History

United Kingdom
- Name: HMS C35
- Builder: Vickers, Barrow
- Laid down: 3 March 1909
- Launched: 2 November 1909
- Commissioned: 1 February 1910
- Fate: Scuttled, 5 April 1918, salvaged and scrapped August 1953

General characteristics
- Class & type: C-class submarine
- Displacement: 290 long tons (290 t) surfaced; 320 long tons (330 t) submerged;
- Length: 142 ft 3 in (43.4 m)
- Beam: 13 ft 7 in (4.1 m)
- Draught: 11 ft 6 in (3.5 m)
- Installed power: 600 bhp (450 kW) petrol; 300 hp (220 kW) electric;
- Propulsion: 1 × 16-cylinder Vickers petrol engine; 1 × electric motor;
- Speed: 13 kn (24 km/h; 15 mph) surfaced; 8 kn (15 km/h; 9.2 mph) submerged;
- Range: 910 nmi (1,690 km; 1,050 mi) at 12 kn (22 km/h; 14 mph) on the surface
- Test depth: 100 feet (30.5 m)
- Complement: 2 officers and 14 ratings
- Armament: 2 × 18 in (450 mm) bow torpedo tubes

= HMS C35 =

Submarine of the Royal Navy

HMS C35 was one of 38 C-class submarines built for the Royal Navy in the first decade of the 20th century.

==Design and description==
The C-class boats of the 1907–08 and subsequent Naval Programmes were modified to improve their speed, both above and below the surface.
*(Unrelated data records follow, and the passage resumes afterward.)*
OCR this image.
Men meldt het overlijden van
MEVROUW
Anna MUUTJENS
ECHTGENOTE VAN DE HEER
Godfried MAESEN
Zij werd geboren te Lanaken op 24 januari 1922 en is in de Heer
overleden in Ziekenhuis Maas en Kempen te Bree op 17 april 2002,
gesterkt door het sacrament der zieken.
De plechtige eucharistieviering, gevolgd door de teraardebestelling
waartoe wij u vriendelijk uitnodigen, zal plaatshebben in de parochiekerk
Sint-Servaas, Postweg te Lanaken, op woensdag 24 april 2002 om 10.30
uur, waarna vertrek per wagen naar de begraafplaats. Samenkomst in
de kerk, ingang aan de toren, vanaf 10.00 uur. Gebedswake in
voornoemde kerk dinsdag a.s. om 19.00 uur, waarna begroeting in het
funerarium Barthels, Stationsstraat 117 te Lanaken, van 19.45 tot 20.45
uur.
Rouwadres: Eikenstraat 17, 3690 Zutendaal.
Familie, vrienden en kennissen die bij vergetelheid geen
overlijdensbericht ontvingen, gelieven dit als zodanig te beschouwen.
The submarine had a length of 142 ft 3 in overall, a beam of 13 ft 7 in and a mean draught of 11 ft 6 in. They displaced 290 LT on the surface and 320 LT submerged. The C-class submarines had a crew of two officers and fourteen ratings.

For surface running, the boats were powered by a single 12-cylinder 600 bhp Vickers petrol engine that drove one propeller shaft. When submerged the propeller was driven by a 300 hp electric motor. They could reach 13 kn on the surface and 8 kn underwater. On the surface, the C class had a range of 910 nmi at 12 kn.

The boats were armed with two 18-inch (45 cm) torpedo tubes in the bow. They could carry a pair of reload torpedoes, but generally did not as they would have to remove an equal weight of fuel in compensation.

==Construction and career==
HMS C35 was built by Vickers, Barrow. She was laid down on 3 March 1909, launched 2 November 1909 and commissioned on 1 February 1910. HMS C35 was part of the British submarine operations in the Baltic from 1915 to 1918. She was scuttled at Helsingfors (Helsinki) 1.5 mi off Harmaja on 5 April 1918 to avoid seizure by advancing German forces. She was salvaged in August 1953 for breaking up in Finland.